Issu d'une famille d'agriculteurs, Michel Fournier est tour à tour ouvrier agricole, poseur de volets roulants ou agent des douanes, avant de devenir agent commercial puis fleuriste. A 33 ans, il fait ses premiers pas en politique comme conseiller municipal d'opposition à Voivres.
"La vie à Paris ou travailler à Paris ne m'a jamais attiré", confiait Michel Fournier à Vosges Matin, peu après sa prise de fonction. "Tout à l'heure, j'ai été m'asseoir sous des arbres en attendant d'entrer au Sénat parce qu'à un moment donné je ne peux pas rester de bureau en bureau".
Il était capable de tutoyer les préfets et les préfètes ce qui pouvait parfois décontenancer ces derniers, et "n'avait pas peur de dire ce qu'il pensait", sans toujours tenir la ligne gouvernementale, raconte un conseiller gouvernemental, qui retiendra sa "sympathie".
Rarement aperçu à l'Assemblée nationale, Michel Fournier a quand même marqué les esprits au Palais Bourbon lorsqu'il a soutenu en mai, au banc des ministres, une proposition de loi sur la montagne.
Alors qu'il défend la position du gouvernement sur un amendement relatif à des fermetures de classes, une députée s'étonne de son avis défavorable.
"Je tiens à rappeler que je ne donne que l'avis du gouvernement", lance-t-il alors.

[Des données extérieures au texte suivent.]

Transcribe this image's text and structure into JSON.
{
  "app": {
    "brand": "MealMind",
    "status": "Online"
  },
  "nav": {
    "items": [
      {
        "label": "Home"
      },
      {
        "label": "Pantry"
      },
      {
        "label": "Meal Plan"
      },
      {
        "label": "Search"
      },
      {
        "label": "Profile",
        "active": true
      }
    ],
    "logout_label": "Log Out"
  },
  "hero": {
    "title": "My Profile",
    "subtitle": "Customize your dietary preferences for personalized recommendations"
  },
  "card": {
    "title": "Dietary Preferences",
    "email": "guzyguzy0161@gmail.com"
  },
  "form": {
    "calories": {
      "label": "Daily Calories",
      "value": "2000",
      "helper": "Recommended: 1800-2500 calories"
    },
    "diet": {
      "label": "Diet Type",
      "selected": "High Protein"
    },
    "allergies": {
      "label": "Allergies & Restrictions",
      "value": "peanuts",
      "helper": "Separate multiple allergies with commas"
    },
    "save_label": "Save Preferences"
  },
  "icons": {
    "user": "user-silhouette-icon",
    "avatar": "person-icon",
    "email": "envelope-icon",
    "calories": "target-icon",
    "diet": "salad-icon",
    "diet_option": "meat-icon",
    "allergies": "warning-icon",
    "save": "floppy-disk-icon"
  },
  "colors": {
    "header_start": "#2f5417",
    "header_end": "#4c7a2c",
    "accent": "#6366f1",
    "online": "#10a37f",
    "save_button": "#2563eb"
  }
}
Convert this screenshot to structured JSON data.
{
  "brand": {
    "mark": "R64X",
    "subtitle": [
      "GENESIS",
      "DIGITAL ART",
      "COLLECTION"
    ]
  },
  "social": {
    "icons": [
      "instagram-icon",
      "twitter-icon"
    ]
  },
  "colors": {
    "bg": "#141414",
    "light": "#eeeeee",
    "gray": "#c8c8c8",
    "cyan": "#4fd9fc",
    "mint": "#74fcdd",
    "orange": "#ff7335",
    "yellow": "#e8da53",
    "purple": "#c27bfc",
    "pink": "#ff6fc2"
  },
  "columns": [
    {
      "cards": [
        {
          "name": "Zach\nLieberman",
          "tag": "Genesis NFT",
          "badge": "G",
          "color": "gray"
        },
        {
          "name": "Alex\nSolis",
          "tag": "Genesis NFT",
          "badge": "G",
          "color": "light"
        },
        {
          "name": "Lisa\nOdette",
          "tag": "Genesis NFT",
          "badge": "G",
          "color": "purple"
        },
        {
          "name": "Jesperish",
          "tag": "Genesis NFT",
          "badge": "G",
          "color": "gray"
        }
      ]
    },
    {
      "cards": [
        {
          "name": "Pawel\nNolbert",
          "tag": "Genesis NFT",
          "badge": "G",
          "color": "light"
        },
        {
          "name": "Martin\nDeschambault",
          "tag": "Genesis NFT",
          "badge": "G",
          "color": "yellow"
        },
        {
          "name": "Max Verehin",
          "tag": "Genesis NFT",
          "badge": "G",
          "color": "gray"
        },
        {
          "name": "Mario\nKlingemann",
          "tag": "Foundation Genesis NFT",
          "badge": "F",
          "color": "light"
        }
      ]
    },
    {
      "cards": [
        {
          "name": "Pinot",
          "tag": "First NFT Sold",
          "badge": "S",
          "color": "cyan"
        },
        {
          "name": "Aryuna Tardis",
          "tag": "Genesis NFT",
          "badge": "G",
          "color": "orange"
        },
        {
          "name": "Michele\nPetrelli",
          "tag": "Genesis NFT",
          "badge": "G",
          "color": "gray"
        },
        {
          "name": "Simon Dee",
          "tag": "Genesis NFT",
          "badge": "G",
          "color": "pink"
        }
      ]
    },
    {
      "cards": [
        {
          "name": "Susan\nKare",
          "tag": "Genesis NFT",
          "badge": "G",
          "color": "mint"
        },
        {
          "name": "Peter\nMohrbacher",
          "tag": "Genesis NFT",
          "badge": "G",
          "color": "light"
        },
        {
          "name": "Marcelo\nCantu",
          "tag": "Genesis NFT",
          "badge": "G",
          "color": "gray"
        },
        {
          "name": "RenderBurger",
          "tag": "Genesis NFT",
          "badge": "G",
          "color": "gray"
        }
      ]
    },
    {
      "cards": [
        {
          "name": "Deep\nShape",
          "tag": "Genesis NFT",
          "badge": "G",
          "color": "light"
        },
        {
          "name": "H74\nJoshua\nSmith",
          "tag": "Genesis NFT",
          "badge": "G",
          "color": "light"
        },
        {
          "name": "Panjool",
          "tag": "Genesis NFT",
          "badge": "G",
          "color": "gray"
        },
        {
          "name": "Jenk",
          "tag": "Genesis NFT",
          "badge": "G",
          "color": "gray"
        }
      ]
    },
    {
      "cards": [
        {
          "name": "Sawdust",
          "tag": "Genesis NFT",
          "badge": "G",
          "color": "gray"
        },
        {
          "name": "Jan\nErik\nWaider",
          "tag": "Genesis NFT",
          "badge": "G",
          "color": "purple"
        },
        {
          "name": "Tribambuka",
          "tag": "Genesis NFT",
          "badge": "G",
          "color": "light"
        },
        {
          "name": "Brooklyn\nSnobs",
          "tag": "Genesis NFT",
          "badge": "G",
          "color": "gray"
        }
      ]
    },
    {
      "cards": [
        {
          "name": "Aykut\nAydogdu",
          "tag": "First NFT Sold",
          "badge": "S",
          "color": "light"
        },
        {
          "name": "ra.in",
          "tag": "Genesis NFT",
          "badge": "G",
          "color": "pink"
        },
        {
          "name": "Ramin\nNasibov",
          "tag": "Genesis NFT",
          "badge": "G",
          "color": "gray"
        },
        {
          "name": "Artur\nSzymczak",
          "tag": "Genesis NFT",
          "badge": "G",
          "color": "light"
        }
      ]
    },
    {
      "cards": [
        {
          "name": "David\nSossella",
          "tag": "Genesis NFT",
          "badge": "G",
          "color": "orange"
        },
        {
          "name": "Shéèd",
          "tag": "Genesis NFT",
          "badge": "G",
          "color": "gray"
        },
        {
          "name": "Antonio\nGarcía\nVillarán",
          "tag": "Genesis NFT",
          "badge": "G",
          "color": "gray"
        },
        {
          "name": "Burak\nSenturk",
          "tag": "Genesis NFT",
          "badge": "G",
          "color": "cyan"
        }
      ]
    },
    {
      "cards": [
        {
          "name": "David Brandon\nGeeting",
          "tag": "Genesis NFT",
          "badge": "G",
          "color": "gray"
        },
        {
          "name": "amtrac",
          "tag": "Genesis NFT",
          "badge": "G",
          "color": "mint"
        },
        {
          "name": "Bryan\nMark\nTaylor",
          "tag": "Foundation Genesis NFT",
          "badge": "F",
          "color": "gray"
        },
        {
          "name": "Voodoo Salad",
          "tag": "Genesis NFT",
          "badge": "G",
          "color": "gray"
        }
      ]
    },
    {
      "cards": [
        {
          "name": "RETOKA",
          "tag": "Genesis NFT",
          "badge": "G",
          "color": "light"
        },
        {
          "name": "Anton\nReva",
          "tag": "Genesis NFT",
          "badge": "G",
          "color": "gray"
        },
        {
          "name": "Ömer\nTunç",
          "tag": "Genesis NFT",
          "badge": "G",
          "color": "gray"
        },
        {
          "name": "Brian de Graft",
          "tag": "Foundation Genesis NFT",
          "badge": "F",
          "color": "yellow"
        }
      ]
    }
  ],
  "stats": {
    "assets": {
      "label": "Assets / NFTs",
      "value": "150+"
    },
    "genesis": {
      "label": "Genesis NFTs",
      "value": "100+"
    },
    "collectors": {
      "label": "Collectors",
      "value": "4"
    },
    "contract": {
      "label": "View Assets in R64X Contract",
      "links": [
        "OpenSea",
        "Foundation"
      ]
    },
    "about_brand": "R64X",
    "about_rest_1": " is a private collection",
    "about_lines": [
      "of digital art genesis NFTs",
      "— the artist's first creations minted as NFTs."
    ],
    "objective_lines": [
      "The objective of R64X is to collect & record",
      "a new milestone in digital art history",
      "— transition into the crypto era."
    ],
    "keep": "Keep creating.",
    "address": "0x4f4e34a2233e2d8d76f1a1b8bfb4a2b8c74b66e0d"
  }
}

"Ah, ce n'est pas le vôtre ?", lui répond la députée avant que les remarques ne fusent, à gauche, comme à la droite de l'hémicycle: "Vous n'êtes pas au gouvernement ?", "Ce ministre est formidable, on l'adore !".
Une absence de formatage qu'une autre conseillère au gouvernement regrettera: "C'était rafraîchissant d'avoir un ministre qui représente réellement la ruralité, qui n'est pas un technocrate et qui sait de quoi il parle".
"J'ai peut-être été trop discret", reconnait-il auprès de l'AFP. "Mais j'ai fait un travail en profondeur. Je ne suis pas un carriériste ni là pour durer. Ce qui m'importait, c'était de faire avancer certains points".
Il se dit fier d'avoir contribué à une meilleure reconnaissance de la ruralité, avec une dotation spécifique pour les communes rurales qui devrait être prochainement annoncée dans le cadre du budget, avance-t-il.
Dès sa nomination, Michel Fournier a prévenu vouloir partir avant octobre 2026 et le congrès des maires ruraux de France.
"Quand tu es maire, tu es dans l'action, tout de suite, tu prends des risques", explique-t-il. A l'inverse au gouvernement, "tout est fait pour ne pas prendre de risque, la structure technocratique ne pense qu'à une chose, se protéger".
Vendredi matin, de retour dans les Vosges et méditant devant un troupeau de vaches, Michel Fournier s'est dit: "je serais resté si le gouvernement s'était installé dans les Vosges".